There will be no questions on the Quiz that are based specifically
on this Chapter, 20.
- The material in Chapters 21 and 22 WILL NOT be on the Quiz.
- Along with Chapter 15, the material in Chapter 23 is quite important.
Specifically, you should understand the material up to, but not including
Sec23.5 on pg. 833. But SKIP Sec. 23.1.2 on View Equivalence.
- You will not be asked any details of the proof of the theorem on
Schedule Equivalence, which occupies parts of pgs. 818 and 819.
- You should understand the concept of serializability, knowing how
to identify and construct schedules that are or are not serializable.
- You should understand serialization graphs including how to construct
one from a schedule as well as constructing a schedule from a graph.
(There are arbitrarily many schedules that you can construct that correspond
to a given serialization graph. You would only be asked to invent
one or two.) You should understand cyclic versus acyclic graphs and
what they mean in this context.
- In Sec. 23.2, first understand how serialized transactions need to
be constrained further to operate correctly in the presence of aborts.

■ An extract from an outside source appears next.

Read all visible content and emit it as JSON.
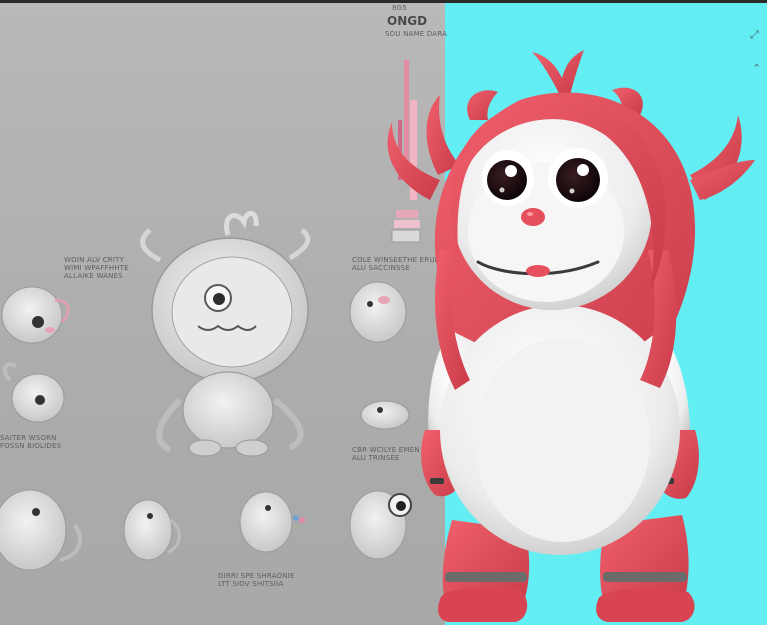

Learn what has to be done to create a recoverable schedule.
This may lead to aborts and cascaded aborts.
Know how dirty writes can arise when transactions abort in certain situations.
Strictness
is introduced on pg. 826, though it is only fully defined in the middle of pg. 837
as requiring write locks to be held until commit (or abort) time and
to have any release of read locks occur in a two-phase manner.
- After all the discussions of the problems that can arise with simpler
concurrency rules, the chapter finally converges on the pessimistic strategy
of using locks, as in Fig. 23.12.
But now you should understand and appreciate them much
better than after the brief discussion of them in Chapter 15.
So study the material in Secs. 23.3 and 23.4, ending near the end of pg.833.